Fish is a high-protein, low-fat food source that provides a range of health benefits. White-fleshed fish, in particular, is lower in fat than any other source of animal protein, and oily fish are high in Omega-3 fatty acids, or the "good" fats. Since the human body can’t make significant amounts of these essential nutrients, fish are an important part of the diet. Also, fish are low in the "bad" fats commonly found in red meat, called omega-6 fatty acids.
Ingredients with major benefits to our health found in our fish - the European Sea Bass, the Gilt-head Sea Bream and the Meagre - include:
- Thiamine - breakdown of carbohydrates
- Riboflavin - normal cell growth and function
- vitamin A - growth and development, maintenance of the immune system, good vision
- vitamin C - repair of tissue and the enzymatic production of certain neurotransmitters
- Potassium - muscles, heartbeat and breathing, counters hypertension
- Calcium - bone and tooth building, enables our blood to clot, our muscles to contract, and heart to beat
- Phosphorus - essential element for living organisation, fosters memory and the proper development of bones and teeth
- Iron - oxygen transportation and storage, production of hormones and connective tissue
- Magnesium - required for enzyme function
- Folic acid - Reduces of child birth defect developments
- Omega 3 fatty acids - Regulates levels of triglycerides and blood pressure, protects cardiovascular health
- Iodine - essential for the functions regulated by thyroid hormones
Specifically for the Omega-3 fatty acids (EPA and DHA), a growing body of evidence indicates that they provide a number of vital health benefits.
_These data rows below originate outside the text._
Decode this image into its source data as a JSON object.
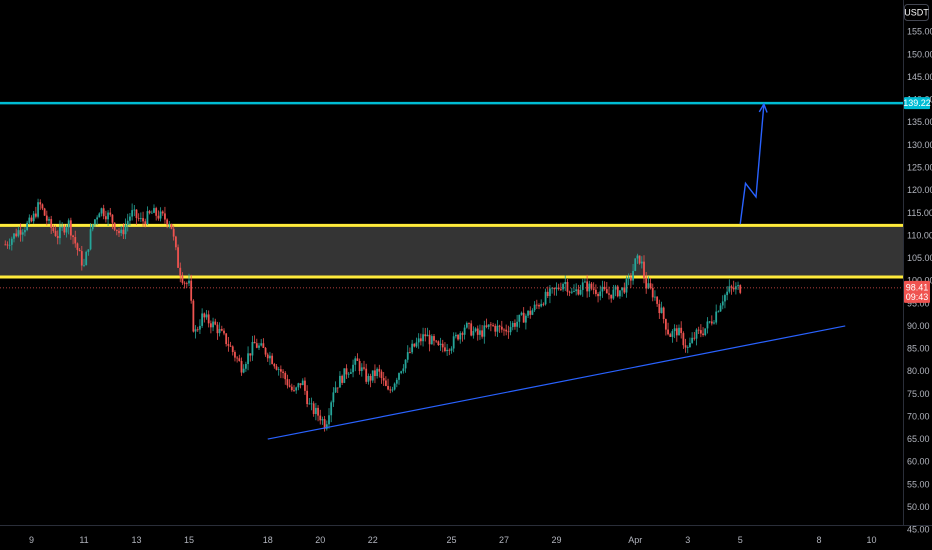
{
  "chart_data": {
    "type": "candlestick",
    "currency": "USDT",
    "x_axis": {
      "tick_labels": [
        "9",
        "11",
        "13",
        "15",
        "18",
        "20",
        "22",
        "25",
        "27",
        "29",
        "Apr",
        "3",
        "5",
        "8",
        "10"
      ],
      "tick_days": [
        9,
        11,
        13,
        15,
        18,
        20,
        22,
        25,
        27,
        29,
        32,
        34,
        36,
        39,
        41
      ],
      "range_days": [
        7.8,
        42.2
      ]
    },
    "y_axis": {
      "tick_labels": [
        "155.00",
        "150.00",
        "145.00",
        "140.00",
        "135.00",
        "130.00",
        "125.00",
        "120.00",
        "115.00",
        "110.00",
        "105.00",
        "100.00",
        "95.00",
        "90.00",
        "85.00",
        "80.00",
        "75.00",
        "70.00",
        "65.00",
        "60.00",
        "55.00",
        "50.00",
        "45.00"
      ],
      "ylim": [
        40.5,
        162
      ]
    },
    "price_path": [
      [
        8.0,
        108
      ],
      [
        8.5,
        111
      ],
      [
        9.0,
        113
      ],
      [
        9.3,
        117
      ],
      [
        9.7,
        112
      ],
      [
        10.0,
        110
      ],
      [
        10.4,
        113
      ],
      [
        10.8,
        106
      ],
      [
        11.0,
        103
      ],
      [
        11.3,
        112
      ],
      [
        11.6,
        116
      ],
      [
        12.0,
        114
      ],
      [
        12.4,
        110
      ],
      [
        12.8,
        115
      ],
      [
        13.2,
        113
      ],
      [
        13.6,
        115
      ],
      [
        14.0,
        114
      ],
      [
        14.3,
        113
      ],
      [
        14.6,
        103
      ],
      [
        14.8,
        100
      ],
      [
        15.0,
        99
      ],
      [
        15.2,
        88
      ],
      [
        15.5,
        92
      ],
      [
        16.0,
        90
      ],
      [
        16.5,
        86
      ],
      [
        17.0,
        81
      ],
      [
        17.5,
        86
      ],
      [
        18.0,
        84
      ],
      [
        18.5,
        80
      ],
      [
        19.0,
        75
      ],
      [
        19.3,
        78
      ],
      [
        19.6,
        72
      ],
      [
        20.0,
        70
      ],
      [
        20.2,
        68
      ],
      [
        20.5,
        76
      ],
      [
        21.0,
        80
      ],
      [
        21.4,
        82
      ],
      [
        21.8,
        78
      ],
      [
        22.2,
        80
      ],
      [
        22.6,
        75
      ],
      [
        23.0,
        80
      ],
      [
        23.5,
        85
      ],
      [
        24.0,
        88
      ],
      [
        24.5,
        85
      ],
      [
        25.0,
        86
      ],
      [
        25.5,
        90
      ],
      [
        26.0,
        88
      ],
      [
        26.5,
        90
      ],
      [
        27.0,
        89
      ],
      [
        27.5,
        91
      ],
      [
        28.0,
        93
      ],
      [
        28.5,
        96
      ],
      [
        29.0,
        98
      ],
      [
        29.3,
        100
      ],
      [
        29.6,
        97
      ],
      [
        30.0,
        99
      ],
      [
        30.5,
        98
      ],
      [
        31.0,
        97
      ],
      [
        31.5,
        98
      ],
      [
        31.8,
        100
      ],
      [
        32.0,
        104
      ],
      [
        32.2,
        105
      ],
      [
        32.4,
        99
      ],
      [
        32.7,
        97
      ],
      [
        33.0,
        93
      ],
      [
        33.3,
        88
      ],
      [
        33.6,
        89
      ],
      [
        34.0,
        85
      ],
      [
        34.3,
        88
      ],
      [
        34.6,
        89
      ],
      [
        35.0,
        92
      ],
      [
        35.3,
        96
      ],
      [
        35.6,
        98
      ],
      [
        36.0,
        98.41
      ]
    ],
    "last_price": "98.41",
    "countdown": "09:43",
    "target_label": "139.22",
    "annotations": {
      "cyan_line_price": 139.22,
      "yellow_zone": [
        100.8,
        112.2
      ],
      "support_line": [
        [
          18.0,
          65.0
        ],
        [
          40.0,
          90.0
        ]
      ],
      "projection_path": [
        [
          36.0,
          112.5
        ],
        [
          36.2,
          121.5
        ],
        [
          36.6,
          118.5
        ],
        [
          36.9,
          139.0
        ]
      ]
    },
    "colors": {
      "up": "#26a69a",
      "down": "#ef5350",
      "cyan": "#00bcd4",
      "yellow": "#ffeb3b",
      "zone_fill": "#3a3a3a",
      "support": "#2962ff",
      "projection": "#2962ff",
      "price_badge": "#ef5350",
      "target_badge": "#00bcd4"
    }
  }
}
- help maintain cardiovascular health by playing a role in the regulation of blood clotting and vessel constriction
- are important for prenatal and postnatal neurological development;
- may reduce tissue inflammation and alleviate the symptoms of rheumatoid arthritis
- may play a beneficial role in cardiac arrhythmia (irregular heartbeat), reducing depression and halting mental decline in older people.